Abb. 1: Gemessene (links) und simulierte (rechts) Vertikalprofile am 01.04.1997 um 22.00 Uhr am Standort "Planetarium"

Abb. 2: Gemessene (links) und simulierte (rechts) Vertikalprofile am 01.04.1997 um 23.00 Uhr am Standort "Höhenpark"

Im Folgenden werden Simulationsergebnisse gezeigt, die mit dem dreidimensionalen prognostischen mesoskaligen Windfeldmodell PROWIMO für die Messnacht des 1. April 1997 erzielt worden sind. Das Simulationsgebiet hat eine Größe von horizontal ca. 30 km x 30 km. Die horizontale Maschenweite im inneren Untersuchungsgebiet der Größe von 20 km x 20 km beträgt 100 m. Vom Boden bis zu einer Höhe von 120 m ist die vertikale Maschenweite 10 m, darüber nimmt sie zu.

Abb. 3 zeigt die Verteilung des Windfeldes um 22.00 Uhr in einer Höhe von 10 m über Grund.
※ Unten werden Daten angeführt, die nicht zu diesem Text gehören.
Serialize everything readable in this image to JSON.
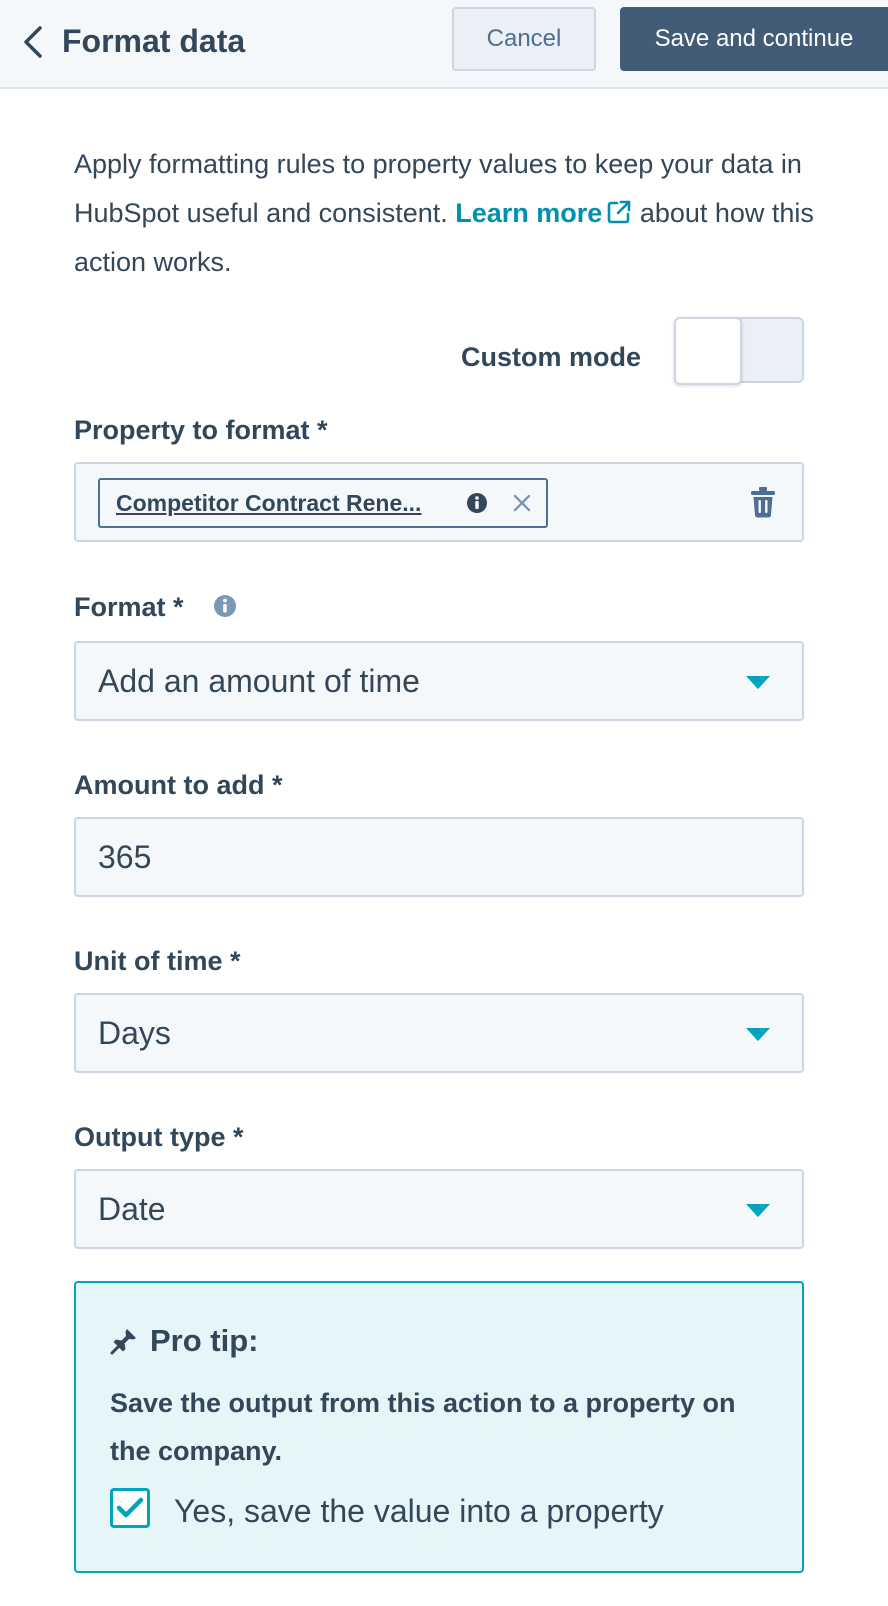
{
  "header": {
    "title": "Format data",
    "cancel_label": "Cancel",
    "save_label": "Save and continue"
  },
  "intro": {
    "text_before": "Apply formatting rules to property values to keep your data in HubSpot useful and consistent. ",
    "link_label": "Learn more",
    "text_after": " about how this action works."
  },
  "custom_mode": {
    "label": "Custom mode",
    "enabled": false
  },
  "property_field": {
    "label": "Property to format *",
    "tag_label": "Competitor Contract Rene..."
  },
  "format_field": {
    "label": "Format *",
    "value": "Add an amount of time"
  },
  "amount_field": {
    "label": "Amount to add *",
    "value": "365"
  },
  "unit_field": {
    "label": "Unit of time *",
    "value": "Days"
  },
  "output_field": {
    "label": "Output type *",
    "value": "Date"
  },
  "pro_tip": {
    "title": "Pro tip:",
    "text": "Save the output from this action to a property on the company.",
    "checkbox_label": "Yes, save the value into a property",
    "checked": true
  },
  "colors": {
    "text": "#33475b",
    "link": "#0091ae",
    "primary_button": "#425b76",
    "accent": "#00a4bd",
    "tip_background": "#e5f5f8"
  }
}
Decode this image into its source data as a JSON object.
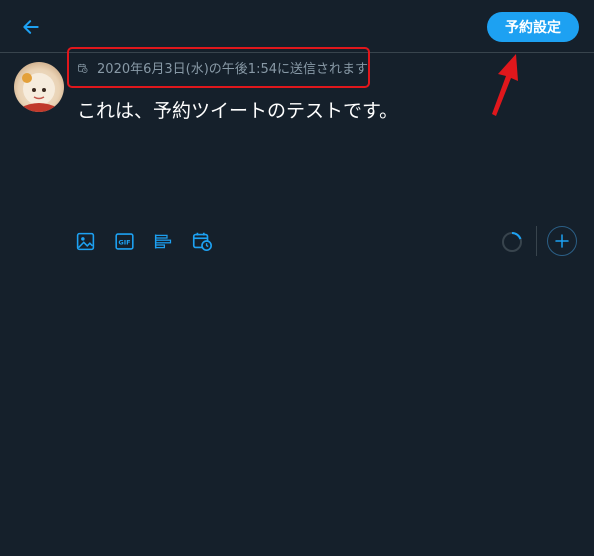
{
  "header": {
    "back_icon": "arrow-left-icon",
    "schedule_button_label": "予約設定"
  },
  "composer": {
    "schedule_icon": "calendar-clock-icon",
    "schedule_text": "2020年6月3日(水)の午後1:54に送信されます",
    "tweet_text": "これは、予約ツイートのテストです。"
  },
  "toolbar": {
    "icons": [
      "image-icon",
      "gif-icon",
      "poll-icon",
      "schedule-icon"
    ],
    "gif_label": "GIF"
  },
  "colors": {
    "background": "#15202b",
    "accent": "#1da1f2",
    "annotation": "#e0171c",
    "muted": "#8899a6"
  }
}
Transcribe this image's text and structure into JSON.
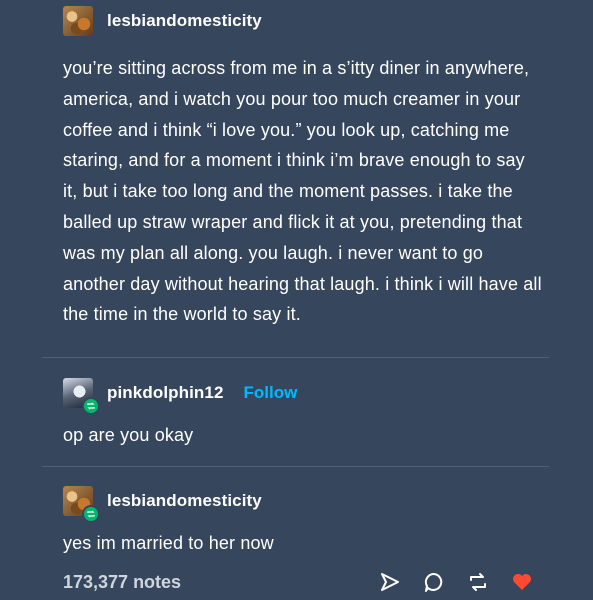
{
  "original_post": {
    "username": "lesbiandomesticity",
    "avatar_icon": "user-avatar",
    "text": "you’re sitting across from me in a s’itty diner in anywhere, america, and i watch you pour too much creamer in your coffee and i think “i love you.” you look up, catching me staring, and for a moment i think i’m brave enough to say it, but i take too long and the moment passes. i take the balled up straw wraper and flick it at you, pretending that was my plan all along. you laugh. i never want to go another day without hearing that laugh. i think i will have all the time in the world to say it."
  },
  "reblogs": [
    {
      "username": "pinkdolphin12",
      "follow_label": "Follow",
      "text": "op are you okay"
    },
    {
      "username": "lesbiandomesticity",
      "text": "yes im married to her now"
    }
  ],
  "footer": {
    "notes": "173,377 notes",
    "icons": [
      "share-icon",
      "reply-icon",
      "reblog-icon",
      "like-icon"
    ]
  },
  "colors": {
    "background": "#36465d",
    "follow": "#00b8ff",
    "reblog_badge": "#00b86b",
    "like": "#ff4930"
  }
}
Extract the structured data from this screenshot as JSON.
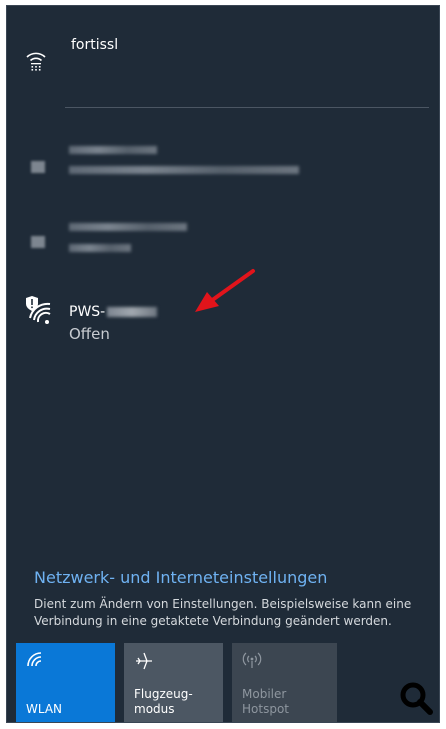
{
  "networks": {
    "connected": {
      "name": "fortissl"
    },
    "open": {
      "name": "PWS-",
      "status": "Offen"
    }
  },
  "settings": {
    "link": "Netzwerk- und Interneteinstellungen",
    "desc": "Dient zum Ändern von Einstellungen. Beispielsweise kann eine Verbindung in eine getaktete Verbindung geändert werden."
  },
  "tiles": [
    {
      "label": "WLAN",
      "icon": "wifi-icon",
      "active": true
    },
    {
      "label": "Flugzeug-\nmodus",
      "icon": "airplane-icon",
      "active": false
    },
    {
      "label": "Mobiler\nHotspot",
      "icon": "hotspot-icon",
      "active": false
    }
  ],
  "colors": {
    "panel": "#1f2b38",
    "accent": "#0a78d7",
    "link": "#6fb2f2",
    "arrow": "#e1141b"
  }
}
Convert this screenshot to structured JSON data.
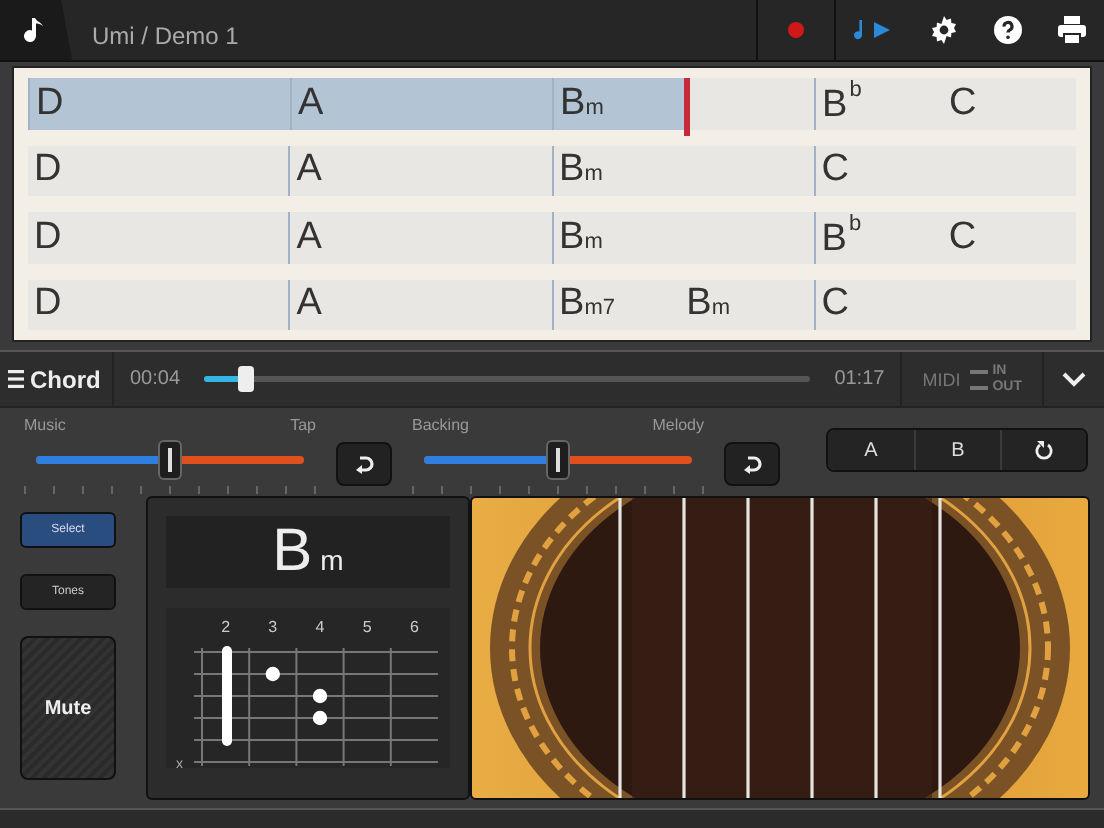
{
  "top_bar": {
    "title": "Umi / Demo 1",
    "record_on": true
  },
  "chord_sheet": {
    "rows": [
      {
        "selected": true,
        "level": 0.625,
        "bars": [
          [
            "D"
          ],
          [
            "A"
          ],
          [
            "B$_{m}$"
          ],
          [
            "B$^{b}$",
            "C"
          ]
        ]
      },
      {
        "selected": false,
        "bars": [
          [
            "D"
          ],
          [
            "A"
          ],
          [
            "B$_{m}$"
          ],
          [
            "C"
          ]
        ]
      },
      {
        "selected": false,
        "bars": [
          [
            "D"
          ],
          [
            "A"
          ],
          [
            "B$_{m}$"
          ],
          [
            "B$^{b}$",
            "C"
          ]
        ]
      },
      {
        "selected": false,
        "bars": [
          [
            "D"
          ],
          [
            "A"
          ],
          [
            "B$_{m7}$",
            "B$_{m}$"
          ],
          [
            "C"
          ]
        ]
      }
    ]
  },
  "transport": {
    "mode": "Chord",
    "time": "00:04",
    "duration": "01:17",
    "level": 0.07,
    "midi": "MIDI",
    "midi_in": "IN",
    "midi_out": "OUT"
  },
  "mixers": [
    {
      "left": "Music",
      "right": "Tap",
      "level": 0.5
    },
    {
      "left": "Backing",
      "right": "Melody",
      "level": 0.5
    }
  ],
  "sections": [
    {
      "kind": "text",
      "label": "A"
    },
    {
      "kind": "text",
      "label": "B"
    },
    {
      "kind": "reset"
    }
  ],
  "side_buttons": [
    {
      "label": "Select",
      "selected": true
    },
    {
      "label": "Tones",
      "selected": false
    }
  ],
  "mute_button": "Mute",
  "chord": {
    "name": "B$_{m}$",
    "frets": [
      "2",
      "3",
      "4",
      "5",
      "6"
    ],
    "muted_marker": "x"
  }
}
Die Simulationsergebnisse zeigen die beobachteten Kaltluftflüsse aus dem Nesenbachtal über den Stuttgarter Talkessel bis ins Neckartal. In den Höhenlagen hingegen werden Winde aus östlichen Richtungen berechnet. Das simulierte Vertikalprofil der Geschwindigkeit am Standort "Planetarium" zeigt Abb. 1 rechts und am Standort "Höhenpark" Abb. 2 rechts. Qualitativ ergibt sich eine gute Übereinstimmung zwischen dem simulierten und gemessenen Profil, auch bezüglich der Höhenlage der Windscherung. D. h. das Modell PROWIMO ist in der Lage, das "obere" und das "untere", voneinander entkoppelte Windsystem zu simulieren.

Abb. 3: Simulierte Bodenwindverteilung für den 01.04.1997 um 22.00 Uhr in 10 m über Grund mit Fesselballonmessstandorten "Planetarium" und "Höhenpark"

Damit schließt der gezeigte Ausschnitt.